Il collegio, presieduto dal giudice Donatella Montanari, ha accettato l’accordo raggiunto nella coppia su chi dei due dovesse tenere il cane nei week-end, comprare i croccantini e sostenere le spese veterinarie. Ma ha bacchettato marito e moglie per il fatto di avere utilizzato nell’accordo la terminologia che il diritto riserva ai figli. Il decreto definisce infatti “impropria sul piano lessicale l’assimilazione” fra il mantenimento del cane e la “relazione genitoriale”, visto che l’oggetto del contendere non sono le regole sull’affidamento e il mantenimento di una persona, ma di un animale.
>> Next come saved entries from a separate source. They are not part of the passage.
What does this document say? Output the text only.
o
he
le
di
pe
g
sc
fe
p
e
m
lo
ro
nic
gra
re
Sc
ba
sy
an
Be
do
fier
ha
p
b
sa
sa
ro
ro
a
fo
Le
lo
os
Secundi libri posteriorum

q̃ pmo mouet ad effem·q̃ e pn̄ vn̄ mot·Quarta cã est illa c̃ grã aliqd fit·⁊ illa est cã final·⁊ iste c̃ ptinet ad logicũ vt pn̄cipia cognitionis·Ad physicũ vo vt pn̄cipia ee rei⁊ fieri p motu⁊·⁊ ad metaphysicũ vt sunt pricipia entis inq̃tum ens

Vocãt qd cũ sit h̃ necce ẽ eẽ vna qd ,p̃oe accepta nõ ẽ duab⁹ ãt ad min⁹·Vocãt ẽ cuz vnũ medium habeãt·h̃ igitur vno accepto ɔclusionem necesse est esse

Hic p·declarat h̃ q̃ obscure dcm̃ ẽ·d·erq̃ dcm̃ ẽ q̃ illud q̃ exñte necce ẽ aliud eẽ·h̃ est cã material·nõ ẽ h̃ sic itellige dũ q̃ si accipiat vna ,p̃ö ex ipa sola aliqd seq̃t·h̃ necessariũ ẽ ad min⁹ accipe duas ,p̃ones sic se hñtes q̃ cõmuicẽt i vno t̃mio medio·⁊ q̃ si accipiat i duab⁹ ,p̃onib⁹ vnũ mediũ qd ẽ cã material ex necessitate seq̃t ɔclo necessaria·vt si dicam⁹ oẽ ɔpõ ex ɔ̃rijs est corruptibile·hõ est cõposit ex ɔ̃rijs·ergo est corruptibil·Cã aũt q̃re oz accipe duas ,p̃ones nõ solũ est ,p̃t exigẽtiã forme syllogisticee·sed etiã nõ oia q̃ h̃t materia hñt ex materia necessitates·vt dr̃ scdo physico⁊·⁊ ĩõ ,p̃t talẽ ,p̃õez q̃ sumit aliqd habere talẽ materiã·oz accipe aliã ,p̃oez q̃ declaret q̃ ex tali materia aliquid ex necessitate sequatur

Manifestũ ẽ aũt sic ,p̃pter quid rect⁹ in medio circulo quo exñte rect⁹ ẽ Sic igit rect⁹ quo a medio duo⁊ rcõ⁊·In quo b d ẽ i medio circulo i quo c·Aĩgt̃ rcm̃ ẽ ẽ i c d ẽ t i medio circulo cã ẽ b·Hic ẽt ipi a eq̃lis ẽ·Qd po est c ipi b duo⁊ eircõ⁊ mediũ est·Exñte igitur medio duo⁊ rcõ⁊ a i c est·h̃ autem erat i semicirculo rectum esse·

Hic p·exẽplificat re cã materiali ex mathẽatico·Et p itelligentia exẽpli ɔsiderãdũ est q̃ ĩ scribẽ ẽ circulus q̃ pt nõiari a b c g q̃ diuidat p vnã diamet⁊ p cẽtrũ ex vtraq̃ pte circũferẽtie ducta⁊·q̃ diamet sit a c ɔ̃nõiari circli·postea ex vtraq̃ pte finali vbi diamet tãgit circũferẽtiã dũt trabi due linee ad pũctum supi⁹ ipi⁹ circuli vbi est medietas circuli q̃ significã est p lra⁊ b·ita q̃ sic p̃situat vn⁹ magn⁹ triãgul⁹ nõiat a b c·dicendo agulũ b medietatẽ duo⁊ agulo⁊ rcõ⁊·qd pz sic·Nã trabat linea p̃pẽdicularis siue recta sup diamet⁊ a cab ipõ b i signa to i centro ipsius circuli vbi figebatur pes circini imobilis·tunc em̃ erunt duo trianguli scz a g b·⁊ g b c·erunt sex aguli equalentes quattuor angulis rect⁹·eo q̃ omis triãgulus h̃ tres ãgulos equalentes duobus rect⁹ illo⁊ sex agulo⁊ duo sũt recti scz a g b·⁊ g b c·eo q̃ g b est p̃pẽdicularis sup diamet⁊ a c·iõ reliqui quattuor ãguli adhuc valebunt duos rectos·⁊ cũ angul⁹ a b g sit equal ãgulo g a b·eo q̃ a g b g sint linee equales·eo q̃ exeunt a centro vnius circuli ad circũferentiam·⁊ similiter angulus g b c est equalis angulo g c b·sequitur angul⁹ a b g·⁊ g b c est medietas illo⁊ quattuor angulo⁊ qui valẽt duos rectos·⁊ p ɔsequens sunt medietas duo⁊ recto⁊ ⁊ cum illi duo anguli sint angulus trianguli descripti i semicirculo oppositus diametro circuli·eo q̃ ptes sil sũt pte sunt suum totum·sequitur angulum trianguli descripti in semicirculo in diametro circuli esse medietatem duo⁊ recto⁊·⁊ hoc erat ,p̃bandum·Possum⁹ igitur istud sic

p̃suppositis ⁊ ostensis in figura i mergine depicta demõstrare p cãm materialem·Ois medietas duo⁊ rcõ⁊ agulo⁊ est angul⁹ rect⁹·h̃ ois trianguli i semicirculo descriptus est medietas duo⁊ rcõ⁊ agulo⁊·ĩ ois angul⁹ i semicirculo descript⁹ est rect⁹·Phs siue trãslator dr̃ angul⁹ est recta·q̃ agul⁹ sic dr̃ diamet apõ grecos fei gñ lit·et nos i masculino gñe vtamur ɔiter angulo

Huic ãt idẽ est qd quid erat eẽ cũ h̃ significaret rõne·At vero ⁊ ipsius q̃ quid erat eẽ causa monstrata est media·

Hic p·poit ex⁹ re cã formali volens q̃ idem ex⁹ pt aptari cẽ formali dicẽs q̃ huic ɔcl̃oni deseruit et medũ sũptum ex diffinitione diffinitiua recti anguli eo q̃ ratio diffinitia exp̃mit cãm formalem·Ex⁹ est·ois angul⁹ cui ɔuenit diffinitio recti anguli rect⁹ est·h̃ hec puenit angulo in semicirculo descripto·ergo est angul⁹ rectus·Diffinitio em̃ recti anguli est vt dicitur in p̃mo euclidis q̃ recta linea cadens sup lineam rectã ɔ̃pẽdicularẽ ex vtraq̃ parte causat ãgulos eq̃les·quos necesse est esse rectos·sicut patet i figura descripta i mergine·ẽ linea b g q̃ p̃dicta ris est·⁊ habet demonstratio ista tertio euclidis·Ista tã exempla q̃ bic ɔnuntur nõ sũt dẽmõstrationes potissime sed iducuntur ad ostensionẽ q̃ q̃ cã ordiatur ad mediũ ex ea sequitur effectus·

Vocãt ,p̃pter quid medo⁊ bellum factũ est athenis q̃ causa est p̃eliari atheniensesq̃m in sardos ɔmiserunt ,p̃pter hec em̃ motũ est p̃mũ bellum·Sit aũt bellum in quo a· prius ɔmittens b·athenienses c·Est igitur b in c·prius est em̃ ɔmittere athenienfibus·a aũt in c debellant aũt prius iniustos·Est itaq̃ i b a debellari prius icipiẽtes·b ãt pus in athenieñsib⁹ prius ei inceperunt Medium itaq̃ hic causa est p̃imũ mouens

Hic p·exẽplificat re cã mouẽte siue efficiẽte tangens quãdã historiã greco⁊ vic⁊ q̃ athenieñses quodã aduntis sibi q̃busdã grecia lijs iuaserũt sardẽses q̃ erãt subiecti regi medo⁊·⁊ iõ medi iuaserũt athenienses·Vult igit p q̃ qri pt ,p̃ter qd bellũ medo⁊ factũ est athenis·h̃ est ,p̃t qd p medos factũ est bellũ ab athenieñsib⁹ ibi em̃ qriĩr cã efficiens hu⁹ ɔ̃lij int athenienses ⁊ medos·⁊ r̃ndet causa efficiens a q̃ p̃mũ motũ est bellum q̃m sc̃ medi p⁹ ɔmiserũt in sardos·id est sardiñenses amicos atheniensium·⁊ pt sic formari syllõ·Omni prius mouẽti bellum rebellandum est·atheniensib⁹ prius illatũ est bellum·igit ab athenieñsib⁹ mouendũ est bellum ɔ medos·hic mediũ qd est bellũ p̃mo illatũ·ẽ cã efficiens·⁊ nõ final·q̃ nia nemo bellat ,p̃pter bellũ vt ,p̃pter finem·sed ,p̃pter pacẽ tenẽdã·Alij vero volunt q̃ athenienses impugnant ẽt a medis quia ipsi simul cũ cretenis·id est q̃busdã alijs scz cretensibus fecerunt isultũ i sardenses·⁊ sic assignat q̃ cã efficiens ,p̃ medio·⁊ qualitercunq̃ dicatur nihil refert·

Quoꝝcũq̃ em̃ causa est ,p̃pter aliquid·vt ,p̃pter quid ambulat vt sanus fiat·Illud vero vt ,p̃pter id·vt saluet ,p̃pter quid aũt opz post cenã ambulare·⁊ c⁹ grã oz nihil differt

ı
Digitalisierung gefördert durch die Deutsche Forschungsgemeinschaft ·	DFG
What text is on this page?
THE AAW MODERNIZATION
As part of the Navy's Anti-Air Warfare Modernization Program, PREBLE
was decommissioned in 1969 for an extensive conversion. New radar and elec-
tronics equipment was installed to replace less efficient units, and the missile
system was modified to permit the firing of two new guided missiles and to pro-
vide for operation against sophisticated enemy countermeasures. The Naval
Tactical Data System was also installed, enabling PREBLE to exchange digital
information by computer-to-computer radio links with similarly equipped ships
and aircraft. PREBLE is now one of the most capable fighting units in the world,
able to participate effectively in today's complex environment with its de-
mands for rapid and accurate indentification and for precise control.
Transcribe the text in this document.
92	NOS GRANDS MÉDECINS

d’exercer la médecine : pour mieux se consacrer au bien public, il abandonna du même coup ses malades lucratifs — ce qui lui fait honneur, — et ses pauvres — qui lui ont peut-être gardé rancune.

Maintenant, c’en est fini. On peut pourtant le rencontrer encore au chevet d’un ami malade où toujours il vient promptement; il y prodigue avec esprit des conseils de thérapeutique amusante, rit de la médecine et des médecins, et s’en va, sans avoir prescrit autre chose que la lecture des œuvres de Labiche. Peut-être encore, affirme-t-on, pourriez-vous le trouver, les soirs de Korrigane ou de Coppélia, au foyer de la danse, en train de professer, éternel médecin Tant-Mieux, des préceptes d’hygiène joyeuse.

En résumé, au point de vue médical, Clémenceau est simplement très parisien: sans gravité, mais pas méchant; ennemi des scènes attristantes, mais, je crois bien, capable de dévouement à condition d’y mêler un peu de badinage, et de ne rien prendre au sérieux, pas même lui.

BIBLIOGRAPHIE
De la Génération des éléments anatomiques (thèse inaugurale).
Al cane, il giudice riconosce comunque uno status affettivo che lo differenzia dagli oggetti. In pratica, se di certo non è un figlio, il cane da un punto di vista giuridico non può nemmeno essere considerato alla stregua di un’automobile o di un letto, di cui si debba semplicemente decidere il proprietario al momento di sciogliere il matrimonio. Nel decreto, si legge infatti che le relazioni con il cane “rivestono per i coniugi un particolare interesse che, nella materia negoziale, per risultare meritevole di tutela, non si esaurisce nella sola sfera patrimoniale”, come previsto dall’articolo 1174 del codice civile. In pratica, i coniugi hanno il dovere di accordarsi (e in questo caso lo hanno fatto) anche su tutti gli aspetti di cura di cui il cane ha bisogno.

Cinzia Calabrese, presidente della sezione lombarda dell’Associazione italiana degli avvocati per la famiglia e per i minori (Aiaf), spiega: “L’equiparazione fra animali domestici e figli nei procedimenti di separazione e divorzio è giuridicamente assurda. Giusto invece tenere conto nell’assegno di mantenimento delle spese relative al cane o al gatto. In ogni caso, non trattandosi di una persona, il giudice non può decidere a quale dei coniugi debba essere affidato un animale da compagnia, ma deve limitarsi a recepire gli accordi già raggiunti dalle parti”. Questa impostazione è già stata affermata da decreti firmati dal giudice Giuseppe Buffone della Nona sezione civile del Tribunale di Milano.